For you and I to forget our past and quit looking back all the time, GOD has to be the one to comfort our hearts.
Isaiah, the prophet, put it in these terms.
“Fear not, for you will not be put to shame; neither feel humiliated, for you will not be disgraced; but you will forget the shame of your youth, and the reproach of your widowhood you will remember no more. For your husband is your Maker, whose name is the Lord of hosts; and your Redeemer is the Holy One of Israel, who is called the God of all the earth.” – Isaiah 54:4-5
• To those of you who have a shameful youth
• To those of you who have lost your mate or a child
• To those of you who have been overlooked, mistreated, despised, rejected, the living Lord says to you that He will replace your hurtful memories with Himself.

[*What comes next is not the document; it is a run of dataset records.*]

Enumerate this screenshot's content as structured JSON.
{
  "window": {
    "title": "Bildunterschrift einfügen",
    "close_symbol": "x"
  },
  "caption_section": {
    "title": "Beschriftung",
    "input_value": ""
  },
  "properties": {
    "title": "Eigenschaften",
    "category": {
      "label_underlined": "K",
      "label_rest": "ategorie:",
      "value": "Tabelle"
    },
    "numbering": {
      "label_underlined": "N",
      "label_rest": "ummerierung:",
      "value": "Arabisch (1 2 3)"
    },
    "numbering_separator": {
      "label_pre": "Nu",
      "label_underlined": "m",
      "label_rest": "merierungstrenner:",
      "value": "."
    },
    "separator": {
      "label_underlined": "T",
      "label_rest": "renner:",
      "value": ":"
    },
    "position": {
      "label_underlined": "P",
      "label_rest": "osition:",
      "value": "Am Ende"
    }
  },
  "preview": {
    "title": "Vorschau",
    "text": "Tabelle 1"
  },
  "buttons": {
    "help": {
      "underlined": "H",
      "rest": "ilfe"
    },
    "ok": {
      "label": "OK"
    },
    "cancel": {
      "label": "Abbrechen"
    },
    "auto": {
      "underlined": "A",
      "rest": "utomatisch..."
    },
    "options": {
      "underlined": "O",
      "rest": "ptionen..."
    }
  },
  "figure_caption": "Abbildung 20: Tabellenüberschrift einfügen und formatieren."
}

For you to overcome your painful memories you have to stop focusing on your hurt and start focusing on your healer.
The Good news is that Jesus Christ wants to heal your painful memories.
Jesus knows about pain.
He looked pain and death in the face as he went to the cross to die for your sins and mine.
Isaiah 53:5 says:
“But he was wounded for our transgressions, He was bruised for our iniquities; the chastisement of our peace was upon Him, and by His stripes we are healed.”
Come to Jesus and let Him heal you this morning.